Department of Pharmacology, College of Medicine, Chung-Ang University, Seoul, South Korea.
Mol Cell Biochem. 2010 May;338(1-2):157-66. doi: 10.1007/s11010-009-0349-1. Epub 2009 Dec 18.
Histone deacetylase inhibitors and casein kinase 2 inhibitors have been shown to induce apoptosis. However, the combined effect of casein kinase 2 inhibition on the apoptotic effect of histone deacetylase inhibitor is unknown. We assessed the effect of casein kinase 2 inhibition on the apoptotic effect of trichostatin A in human epithelial carcinoma cell lines with respect to cell death signaling pathways. At concentrations that did not induce cell death, the casein kinase 2 inhibitor 4,5,6,7-tetrabromobenzotriazole inhibited activation of apoptotic proteins and changes in mitochondrial membrane permeability induced by the histone deacetylase inhibitor trichostatin A. These results suggest that casein kinase 2 inhibition may reduce trichostatin A-induced apoptosis in ovarian carcinoma cell lines by suppressing activation of apoptotic proteins and changes in mitochondrial membrane permeability, which both lead to caspase-3 activation. Casein kinase 2 inhibition, which does not induce a cytotoxic effect, may prevent histone deacetylase inhibitor-mediated apoptosis.

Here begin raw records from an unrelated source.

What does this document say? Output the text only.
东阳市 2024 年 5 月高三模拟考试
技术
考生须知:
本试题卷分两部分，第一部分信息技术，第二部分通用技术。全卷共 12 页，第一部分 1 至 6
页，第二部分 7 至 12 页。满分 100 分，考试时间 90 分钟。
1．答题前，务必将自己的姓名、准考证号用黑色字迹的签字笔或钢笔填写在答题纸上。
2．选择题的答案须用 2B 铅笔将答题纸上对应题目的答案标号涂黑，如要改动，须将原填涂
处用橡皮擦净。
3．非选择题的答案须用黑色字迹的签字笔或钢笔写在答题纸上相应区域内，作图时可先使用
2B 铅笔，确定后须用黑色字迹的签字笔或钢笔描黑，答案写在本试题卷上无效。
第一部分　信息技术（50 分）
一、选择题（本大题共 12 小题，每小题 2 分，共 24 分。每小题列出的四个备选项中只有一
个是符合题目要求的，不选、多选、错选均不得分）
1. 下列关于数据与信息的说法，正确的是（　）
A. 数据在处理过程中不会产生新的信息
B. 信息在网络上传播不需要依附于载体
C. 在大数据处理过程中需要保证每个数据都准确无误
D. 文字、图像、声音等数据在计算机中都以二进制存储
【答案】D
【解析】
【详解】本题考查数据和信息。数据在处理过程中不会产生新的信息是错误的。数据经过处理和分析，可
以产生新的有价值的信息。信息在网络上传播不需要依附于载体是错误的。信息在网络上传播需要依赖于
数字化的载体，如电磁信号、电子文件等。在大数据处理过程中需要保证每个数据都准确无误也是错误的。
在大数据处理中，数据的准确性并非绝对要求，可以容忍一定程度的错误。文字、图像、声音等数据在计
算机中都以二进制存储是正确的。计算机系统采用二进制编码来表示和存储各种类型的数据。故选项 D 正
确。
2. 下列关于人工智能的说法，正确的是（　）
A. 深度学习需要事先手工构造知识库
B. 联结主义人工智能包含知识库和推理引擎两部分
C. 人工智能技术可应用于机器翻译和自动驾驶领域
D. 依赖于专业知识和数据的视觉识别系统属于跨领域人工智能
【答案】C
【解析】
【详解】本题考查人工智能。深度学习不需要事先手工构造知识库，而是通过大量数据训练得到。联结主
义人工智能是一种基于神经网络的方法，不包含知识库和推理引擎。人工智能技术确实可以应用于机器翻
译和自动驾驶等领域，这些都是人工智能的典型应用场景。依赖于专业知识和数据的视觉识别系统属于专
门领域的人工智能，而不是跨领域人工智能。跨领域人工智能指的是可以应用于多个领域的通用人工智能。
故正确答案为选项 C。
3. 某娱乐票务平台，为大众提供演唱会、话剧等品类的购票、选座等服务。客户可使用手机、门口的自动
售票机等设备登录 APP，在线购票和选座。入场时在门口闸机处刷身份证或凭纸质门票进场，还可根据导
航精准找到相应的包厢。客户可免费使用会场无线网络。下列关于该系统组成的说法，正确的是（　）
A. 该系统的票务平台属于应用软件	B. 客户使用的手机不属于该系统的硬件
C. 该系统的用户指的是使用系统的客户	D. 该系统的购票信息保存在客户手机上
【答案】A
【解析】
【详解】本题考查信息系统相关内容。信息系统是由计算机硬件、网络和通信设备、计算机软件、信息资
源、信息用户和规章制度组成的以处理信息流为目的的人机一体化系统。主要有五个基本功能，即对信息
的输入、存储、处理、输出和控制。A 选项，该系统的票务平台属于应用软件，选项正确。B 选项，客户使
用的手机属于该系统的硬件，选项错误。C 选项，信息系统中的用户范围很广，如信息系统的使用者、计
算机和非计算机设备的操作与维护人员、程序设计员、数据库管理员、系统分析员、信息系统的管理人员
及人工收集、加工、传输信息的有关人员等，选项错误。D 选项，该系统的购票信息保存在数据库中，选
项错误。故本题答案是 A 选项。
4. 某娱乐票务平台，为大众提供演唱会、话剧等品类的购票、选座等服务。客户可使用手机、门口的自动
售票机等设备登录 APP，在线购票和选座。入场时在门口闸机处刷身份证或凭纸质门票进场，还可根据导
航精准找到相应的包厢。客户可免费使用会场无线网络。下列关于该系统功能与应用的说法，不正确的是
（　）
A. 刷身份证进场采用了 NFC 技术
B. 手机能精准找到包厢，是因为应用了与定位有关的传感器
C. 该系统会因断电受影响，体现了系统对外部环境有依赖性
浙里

组蛋白去乙酰化酶抑制剂和酪蛋白激酶 2 抑制剂已被证明可诱导细胞凋亡。然而,酪蛋白激酶 2 抑制对组蛋白去乙酰化酶抑制剂诱导的细胞凋亡的协同作用尚不清楚。我们评估了酪蛋白激酶 2 抑制剂对人类上皮癌细胞系中曲古抑菌素 A 的细胞凋亡作用的影响,涉及细胞死亡信号通路。在不诱导细胞死亡的浓度下,酪蛋白激酶 2 抑制剂 4,5,6,7-四溴苯并三唑抑制了组蛋白去乙酰化酶抑制剂曲古抑菌素 A 诱导的凋亡蛋白的激活和线粒体膜通透性的改变。这些结果表明,酪蛋白激酶 2 抑制可能通过抑制凋亡蛋白的激活和线粒体膜通透性的改变来减少卵巢癌细胞系中曲古抑菌素 A 诱导的细胞凋亡,这两者都导致 caspase-3 的激活。不会诱导细胞毒性作用的酪蛋白激酶 2 抑制可能会阻止组蛋白去乙酰化酶抑制剂介导的细胞凋亡。